Coluna de Cinema – Edição 24
21 março
15:50 2025

Mickey 17: futuro sombrio

Bong Joon-ho, o aclamado cineasta sul-coreano que conquistou o mundo com Parasita (2019), filme vencedor do Oscar de Melhor Filme e Melhor Diretor, é conhecido por sua capacidade de mesclar gêneros e criticar de forma incisiva as estruturas sociais e políticas. Seus filmes, como O Hospedeiro (2006), Expresso do Amanhã (2013) e Okja (2015), são marcados por uma visão pessimista e satírica da humanidade, frequentemente explorando temas como desigualdade, exploração e o colapso moral sob o capitalismo. Com Mickey 17 Bong retorna ao território da ficção científica, adaptando o romance “Mickey7” (2022) de Edward Ashton. No entanto, embora o filme mantenha elementos da assinatura do diretor, ele luta para equilibrar suas ambições narrativas e temáticas.

Mickey 17 se passa em um futuro sombrio, onde a humanidade busca colonizar planetas distantes para escapar de uma Terra em colapso. O protagonista, Mickey (Robert Pattinson), é um “recrutável”, um indivíduo descartável cuja função é realizar tarefas perigosas em uma colônia alienígena. Graças a uma tecnologia de clonagem, cada vez que Mickey morre, uma nova versão é criada com suas memórias intactas. No entanto, quando Mickey 17 descobre que seu predecessor, Mickey 16, ainda está vivo, ele se vê em uma crise existencial e moral, questionando o valor da vida humana em um sistema que trata indivíduos como peças substituíveis.

A mudança na data de lançamento de Mickey 17, inicialmente prevista para março de 2024, gerou especulações sobre possíveis problemas na produção. Embora o filme não atinja o nível elevado de Parasita, ele ainda é uma experiência divertida e visualmente impressionante. No entanto, suas ambições frequentemente se chocam, resultando em um filme que, embora tenha momentos brilhantes, não consegue sustentar seu impacto inicial.

O design de produção é um dos pontos altos do filme. As cenas na Terra, particularmente no prédio de recrutamento do projeto de colonização, evocam a estética clássica de Metropolis (1927), de Fritz Lang, com sua arquitetura grandiosa e opressiva. Esses visuais ajudam a estabelecer o tom de uma sociedade desumanizada, onde o indivíduo é sacrificado em prol do progresso coletivo.

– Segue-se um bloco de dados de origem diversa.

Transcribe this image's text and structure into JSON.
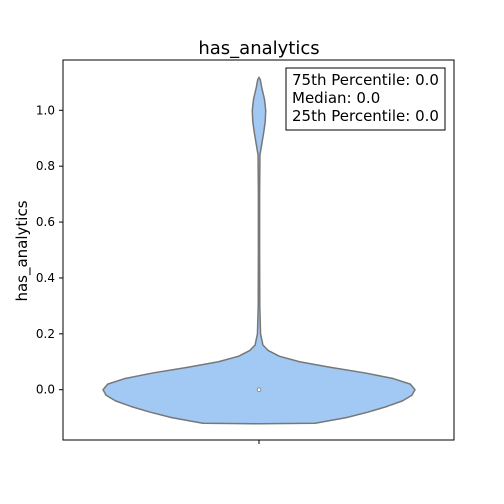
{
  "chart_data": {
    "type": "violin",
    "title": "has_analytics",
    "xlabel": "",
    "ylabel": "has_analytics",
    "ylim": [
      -0.18,
      1.18
    ],
    "yticks": [
      "0.0",
      "0.2",
      "0.4",
      "0.6",
      "0.8",
      "1.0"
    ],
    "ytick_values": [
      0.0,
      0.2,
      0.4,
      0.6,
      0.8,
      1.0
    ],
    "fill_color": "#a1c9f4",
    "edge_color": "#777777",
    "median": 0.0,
    "stats_box": [
      "75th Percentile: 0.0",
      "Median: 0.0",
      "25th Percentile: 0.0"
    ],
    "density_profile": [
      {
        "y": -0.122,
        "w": 0.0
      },
      {
        "y": -0.12,
        "w": 0.36
      },
      {
        "y": -0.1,
        "w": 0.56
      },
      {
        "y": -0.08,
        "w": 0.7
      },
      {
        "y": -0.06,
        "w": 0.82
      },
      {
        "y": -0.04,
        "w": 0.92
      },
      {
        "y": -0.02,
        "w": 0.98
      },
      {
        "y": 0.0,
        "w": 1.0
      },
      {
        "y": 0.02,
        "w": 0.97
      },
      {
        "y": 0.04,
        "w": 0.86
      },
      {
        "y": 0.06,
        "w": 0.68
      },
      {
        "y": 0.08,
        "w": 0.46
      },
      {
        "y": 0.1,
        "w": 0.26
      },
      {
        "y": 0.12,
        "w": 0.13
      },
      {
        "y": 0.14,
        "w": 0.06
      },
      {
        "y": 0.16,
        "w": 0.025
      },
      {
        "y": 0.2,
        "w": 0.01
      },
      {
        "y": 0.3,
        "w": 0.005
      },
      {
        "y": 0.5,
        "w": 0.004
      },
      {
        "y": 0.7,
        "w": 0.004
      },
      {
        "y": 0.84,
        "w": 0.006
      },
      {
        "y": 0.88,
        "w": 0.018
      },
      {
        "y": 0.92,
        "w": 0.03
      },
      {
        "y": 0.96,
        "w": 0.04
      },
      {
        "y": 1.0,
        "w": 0.043
      },
      {
        "y": 1.04,
        "w": 0.035
      },
      {
        "y": 1.08,
        "w": 0.018
      },
      {
        "y": 1.11,
        "w": 0.008
      },
      {
        "y": 1.118,
        "w": 0.0
      }
    ]
  }
}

No entanto, o filme perde o foco quando tenta equilibrar suas múltiplas camadas temáticas. A sátira política, a crítica à mentalidade de culto e a alegoria sobre colonização são apresentadas de forma tão pesada que acabam sufocando a narrativa. Em vez de permitir que o espectador reflita sobre essas questões, o filme parece gritar suas mensagens, perdendo a sutileza que poderia torná-las mais impactantes. A comédia trágica sobre o valor da vida humana, que é o cerne da história, acaba sendo ofuscada por subtramas desnecessárias, como um triângulo amoroso, conflitos com agiotas e amizades rompidas. Esses elementos, embora interessantes, distraem do núcleo emocional e filosófico do filme.

Bong Joon-ho é um cineasta visionário, e há momentos em Mickey 17 que lembram por que ele é tão reverenciado. Sua visão pessimista do futuro da humanidade está presente, assim como sua habilidade de criar piadas amargas e situações absurdas que refletem a absurdidade do mundo real. No entanto, o enredo excessiva e desnecessariamente intrincado e a falta de foco impedem que o filme atinja todo o seu potencial. Em vez de uma declaração forte sobre o valor da vida ou os perigos do capitalismo desenfreado, Mickey 17 acaba sendo uma sátira suave, que não é suficientemente engraçada, comovente ou afiada como desejava ser.

Mickey 17 é um filme que promete muito, mas entrega apenas parcialmente. Embora tenha momentos de brilhantismo visual e narrativo, ele não consegue equilibrar suas múltiplas ambições. Para os fãs de Bong Joon-ho, o filme oferece uma visão fascinante de seu universo distópico, mas não alcança a profundidade e o impacto de seus trabalhos anteriores. Apesar de apresentar diversos méritos em suas partes, na soma final Mickey 17 deixa a sensação de que poderia ter sido muito mais.